The lowest-hanging fruit here, which you may already have picked, is to spend your low-capacity time on tasks which improve the quality or quantity of your high-capacity time. It's hard to guess what tasks would even qualify as low-capacity for you -- you on a bad day might have an easy time with some particular thing that I would struggle with on a good day, and vice versa. For instance, it might be high-capacity to plan a menu and order groceries, but low-capacity to wash and chop all the vegetables you'll need for a weak of nutritious meals. It might be high-capacity to triage your closet and decide where to store each type of item, but low-capacity to fold a load of clean laundry and place each item in the spot with the corresponding label.

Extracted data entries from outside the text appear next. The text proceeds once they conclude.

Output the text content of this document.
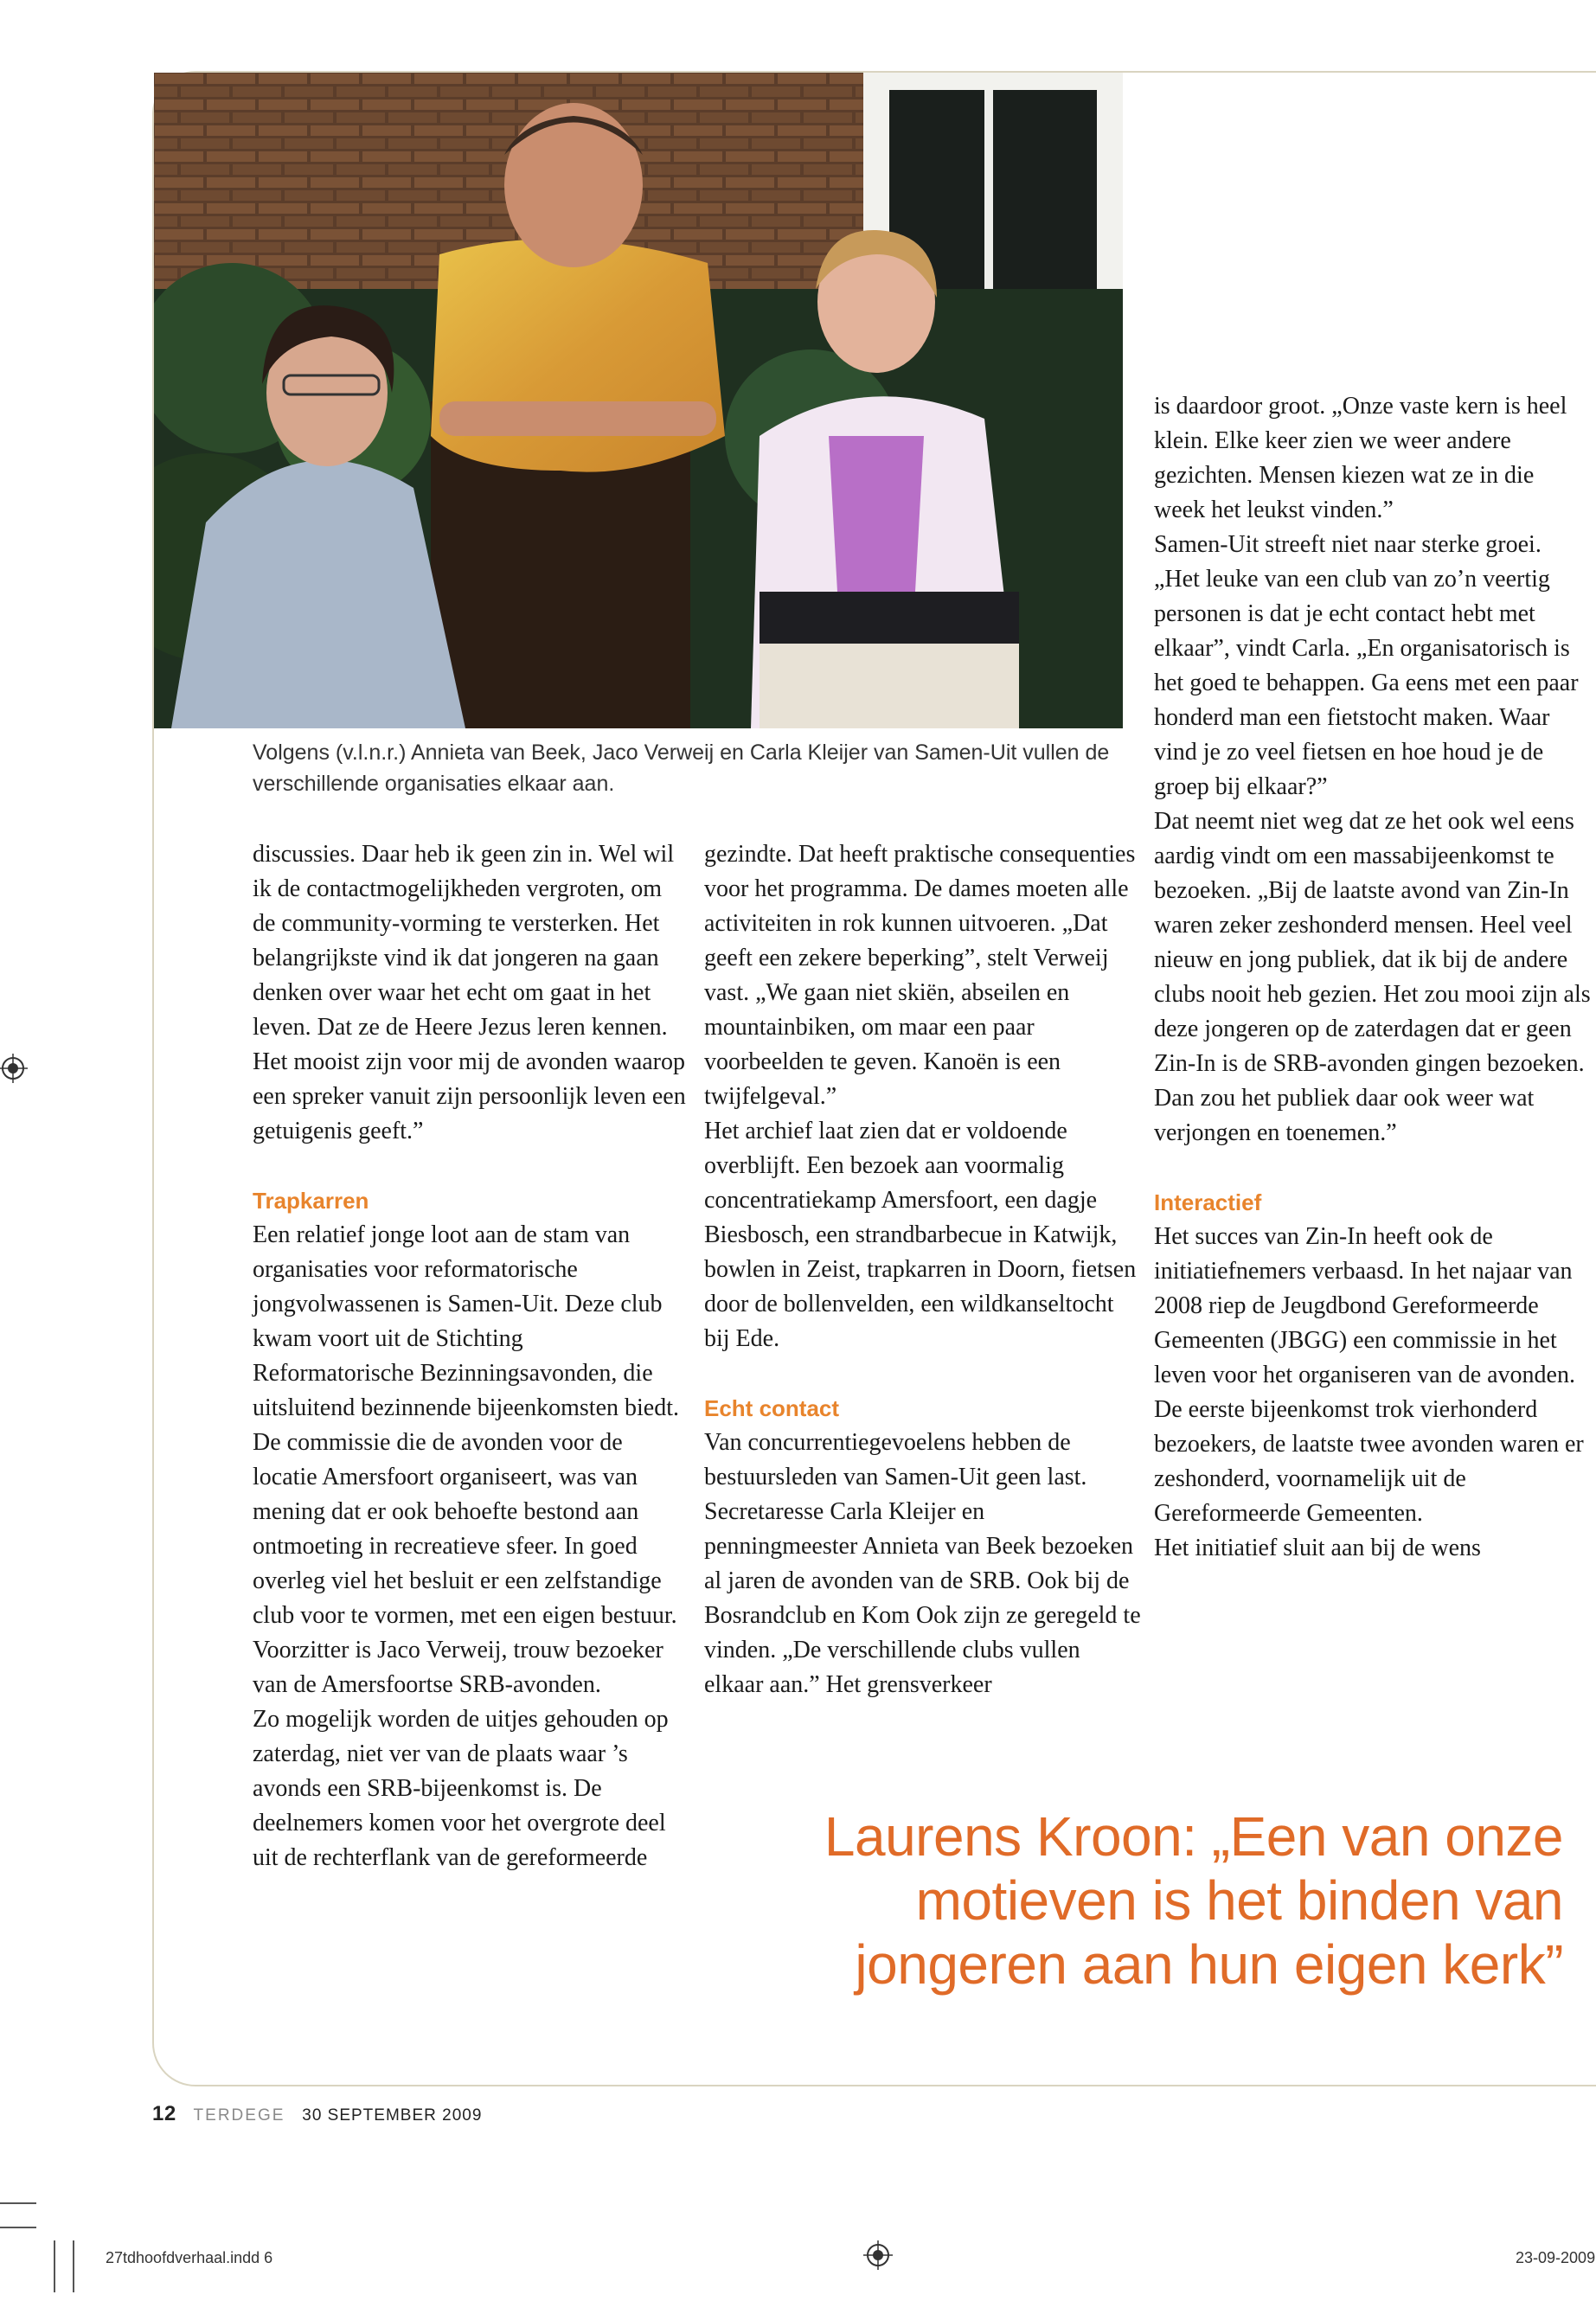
Volgens (v.l.n.r.) Annieta van Beek, Jaco Verweij en Carla Kleijer van Samen-Uit vullen de verschillende organisaties elkaar aan.

discussies. Daar heb ik geen zin in. Wel wil ik de contactmogelijkheden vergroten, om de community-vorming te versterken. Het belangrijkste vind ik dat jongeren na gaan denken over waar het echt om gaat in het leven. Dat ze de Heere Jezus leren kennen. Het mooist zijn voor mij de avonden waarop een spreker vanuit zijn persoonlijk leven een getuigenis geeft.”

Trapkarren

Een relatief jonge loot aan de stam van organisaties voor reformatorische jongvolwassenen is Samen-Uit. Deze club kwam voort uit de Stichting Reformatorische Bezinningsavonden, die uitsluitend bezinnende bijeenkomsten biedt. De commissie die de avonden voor de locatie Amersfoort organiseert, was van mening dat er ook behoefte bestond aan ontmoeting in recreatieve sfeer. In goed overleg viel het besluit er een zelfstandige club voor te vormen, met een eigen bestuur. Voorzitter is Jaco Verweij, trouw bezoeker van de Amersfoortse SRB-avonden.

Zo mogelijk worden de uitjes gehouden op zaterdag, niet ver van de plaats waar ’s avonds een SRB-bijeenkomst is. De deelnemers komen voor het overgrote deel uit de rechterflank van de gereformeerde

gezindte. Dat heeft praktische consequenties voor het programma. De dames moeten alle activiteiten in rok kunnen uitvoeren. „Dat geeft een zekere beperking”, stelt Verweij vast. „We gaan niet skiën, abseilen en mountainbiken, om maar een paar voorbeelden te geven. Kanoën is een twijfelgeval.”

Het archief laat zien dat er voldoende overblijft. Een bezoek aan voormalig concentratiekamp Amersfoort, een dagje Biesbosch, een strandbarbecue in Katwijk, bowlen in Zeist, trapkarren in Doorn, fietsen door de bollenvelden, een wildkanseltocht bij Ede.

Echt contact

Van concurrentiegevoelens hebben de bestuursleden van Samen-Uit geen last. Secretaresse Carla Kleijer en penningmeester Annieta van Beek bezoeken al jaren de avonden van de SRB. Ook bij de Bosrandclub en Kom Ook zijn ze geregeld te vinden. „De verschillende clubs vullen elkaar aan.” Het grensverkeer

is daardoor groot. „Onze vaste kern is heel klein. Elke keer zien we weer andere gezichten. Mensen kiezen wat ze in die week het leukst vinden.”

Samen-Uit streeft niet naar sterke groei. „Het leuke van een club van zo’n veertig personen is dat je echt contact hebt met elkaar”, vindt Carla. „En organisatorisch is het goed te behappen. Ga eens met een paar honderd man een fietstocht maken. Waar vind je zo veel fietsen en hoe houd je de groep bij elkaar?”

Dat neemt niet weg dat ze het ook wel eens aardig vindt om een massabijeenkomst te bezoeken. „Bij de laatste avond van Zin-In waren zeker zeshonderd mensen. Heel veel nieuw en jong publiek, dat ik bij de andere clubs nooit heb gezien. Het zou mooi zijn als deze jongeren op de zaterdagen dat er geen Zin-In is de SRB-avonden gingen bezoeken. Dan zou het publiek daar ook weer wat verjongen en toenemen.”

Interactief

Het succes van Zin-In heeft ook de initiatiefnemers verbaasd. In het najaar van 2008 riep de Jeugdbond Gereformeerde Gemeenten (JBGG) een commissie in het leven voor het organiseren van de avonden. De eerste bijeenkomst trok vierhonderd bezoekers, de laatste twee avonden waren er zeshonderd, voornamelijk uit de Gereformeerde Gemeenten.

Het initiatief sluit aan bij de wens

Laurens Kroon: „Een van onze motieven is het binden van jongeren aan hun eigen kerk”
12 TERDEGE 30 SEPTEMBER 2009
27tdhoofdverhaal.indd 6	23-09-2009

Budget some of your high-capacity time toward reducing the capacity required for inevitable tasks, so that you can offload them to lower-capacity times and free up more high-capacity time for the tasks you find most valuable. For instance, I labeled stuff around the house (big plates go here, small plates go there, bowls go there, this switch is for the outside lights and that switch next to it is for the inside ones) to benefit guests, but I've been amazed by how it reduces cognitive load for me as well. Store metadata about your life outside your head -- I find it helpful to try to treat my future self with at least the courtesy I would show to strangers. I try to code as if an intern will be attempting to understand it; I try to manage my physical workspace as neatly as I would want a public makerspace to be organized.
When you ask for "low-cognitive-workload altruistic tasks", how are you differentiating "altruistic tasks" from others? Is it altruistic work to feed, house, clothe, and generally facilitate the focus and productivity of a person who does "high-cognitive-workload altruistic tasks"? I would argue that any task with which the obviously altruistic work couldn't happen is itself altruistic. You are your own support system; give yourself credit for all the roles you occupy that make your "more important" work possible.
You may also want to consider opportunities on the EA Volunteer Job Board. Some of them are similar low effort wiki building.